Yesterday, it was David Brooks casting the country in the cloud of moral vacuity, unable to recognize evil, embracing the selfish returns of the individual, and hiding behind our interests to the demise of the nation. Pretty heavy charges.

Today it is Walter Russell Mead, decrying the moral failures of the Baby Boomers, casting his moral judgment upon the whole of an American generation. Says Mead:

 Too many of us clung for to that shiny image of youth and potential too long, and blighted our promise because we were hypnotized by it. This is of course narcissism, our greatest and most characteristic failing as a generation, and like Narcissus our generation missed greatness because of our fascination with our glittering selves. What begins in arrogance often ends in shame; there are some ominous signs that the Boomers are headed down that path. Sooner or later, the kids were going to note what a mess we have made of so many things, and now, it seems, the backlash has begun.  

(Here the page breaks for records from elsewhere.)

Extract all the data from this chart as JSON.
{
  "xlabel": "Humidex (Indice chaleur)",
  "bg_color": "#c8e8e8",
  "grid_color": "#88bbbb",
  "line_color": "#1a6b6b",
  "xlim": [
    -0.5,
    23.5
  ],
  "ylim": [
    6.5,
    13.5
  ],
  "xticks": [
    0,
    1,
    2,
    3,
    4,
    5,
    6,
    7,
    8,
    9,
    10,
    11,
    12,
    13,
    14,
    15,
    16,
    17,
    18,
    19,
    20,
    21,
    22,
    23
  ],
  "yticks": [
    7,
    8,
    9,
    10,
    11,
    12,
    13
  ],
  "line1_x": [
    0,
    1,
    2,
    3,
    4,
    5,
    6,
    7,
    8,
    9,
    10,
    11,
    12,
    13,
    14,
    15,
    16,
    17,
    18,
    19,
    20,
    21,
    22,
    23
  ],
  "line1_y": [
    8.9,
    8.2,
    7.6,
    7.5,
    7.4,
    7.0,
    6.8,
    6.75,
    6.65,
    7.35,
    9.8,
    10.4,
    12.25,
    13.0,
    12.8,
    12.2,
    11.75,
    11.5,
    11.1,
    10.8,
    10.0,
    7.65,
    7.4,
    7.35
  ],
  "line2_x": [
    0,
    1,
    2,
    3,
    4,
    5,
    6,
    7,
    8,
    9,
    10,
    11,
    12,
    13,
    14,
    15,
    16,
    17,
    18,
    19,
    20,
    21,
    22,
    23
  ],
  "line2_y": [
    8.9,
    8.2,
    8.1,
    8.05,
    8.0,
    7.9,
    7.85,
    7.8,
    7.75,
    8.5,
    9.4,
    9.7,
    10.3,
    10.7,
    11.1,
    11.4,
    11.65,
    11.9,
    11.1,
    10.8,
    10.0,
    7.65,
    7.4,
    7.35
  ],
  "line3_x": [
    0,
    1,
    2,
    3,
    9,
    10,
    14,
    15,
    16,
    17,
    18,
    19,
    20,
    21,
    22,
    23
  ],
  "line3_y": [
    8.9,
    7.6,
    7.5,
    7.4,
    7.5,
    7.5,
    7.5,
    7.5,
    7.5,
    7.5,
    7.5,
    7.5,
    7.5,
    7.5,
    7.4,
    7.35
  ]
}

Mead goes on to list the failings of the boomers, and suffice it to say, the list is long, and the charges leveled at our parents are pretty dire.

Apparently, the nostalgia of recent American history is waning, and there is not too much hope for the American future these days, as we forthrightly criticize the whole population as a bunch of narcissistic, self-serving, evil-embracing failures. What is going on?

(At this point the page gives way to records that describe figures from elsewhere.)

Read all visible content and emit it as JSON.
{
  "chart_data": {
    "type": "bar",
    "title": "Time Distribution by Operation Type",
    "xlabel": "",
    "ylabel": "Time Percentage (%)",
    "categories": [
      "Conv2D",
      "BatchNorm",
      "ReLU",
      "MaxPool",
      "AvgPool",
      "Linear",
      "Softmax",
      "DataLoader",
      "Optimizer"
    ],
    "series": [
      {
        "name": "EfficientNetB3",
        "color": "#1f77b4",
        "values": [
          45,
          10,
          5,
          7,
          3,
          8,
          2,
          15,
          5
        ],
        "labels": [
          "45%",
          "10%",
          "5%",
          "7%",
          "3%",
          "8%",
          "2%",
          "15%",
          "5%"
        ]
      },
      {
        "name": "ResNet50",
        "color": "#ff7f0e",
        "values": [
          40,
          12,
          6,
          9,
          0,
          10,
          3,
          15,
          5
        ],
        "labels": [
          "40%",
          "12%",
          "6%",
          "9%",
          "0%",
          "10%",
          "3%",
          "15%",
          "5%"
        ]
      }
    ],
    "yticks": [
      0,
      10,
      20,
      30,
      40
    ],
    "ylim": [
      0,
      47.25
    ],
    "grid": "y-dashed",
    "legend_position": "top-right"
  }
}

Maybe I’m wrong to find these kinds of laments frustrating. Perhaps we are a nation that has fallen away from goodness and into the territory of amorality and self-interest. Perhaps my failure to recognize that aspect of American Culture results from my participation in that amorality. But, for the love of Christ, I sure hope not. I sure hope Brooks and Mead are wrong, wrong, wrong. Of course there are moral failings, and of course the baby boomers have screwed things up. But the boomers did good things for this country, too, and sorry David Brooks, but I tend to think that every day in the United States, most people choose to do the things that are upright, positive and good. We are not a country that has turned our back on caring for each other, recognizing each other, and longing for peace. Not as a whole, not even as a majority. Maybe TRC is just optimistic. Maybe the people who are attracted to power, attracted to making the rules, are the ones who have such grave moral failings, or maybe not. But it does not compute, at TRC, to find such deficiencies in our whole nation.

Or maybe a generation is reaching its twilight, and looking back on their own failures. If that’s the case, I hope all this sorrow works itself out soon, so the rest of us don’t have to spend the next 5 years reading about how a cloud of failure and despair has ruined everything. That certainly won’t help anything get better.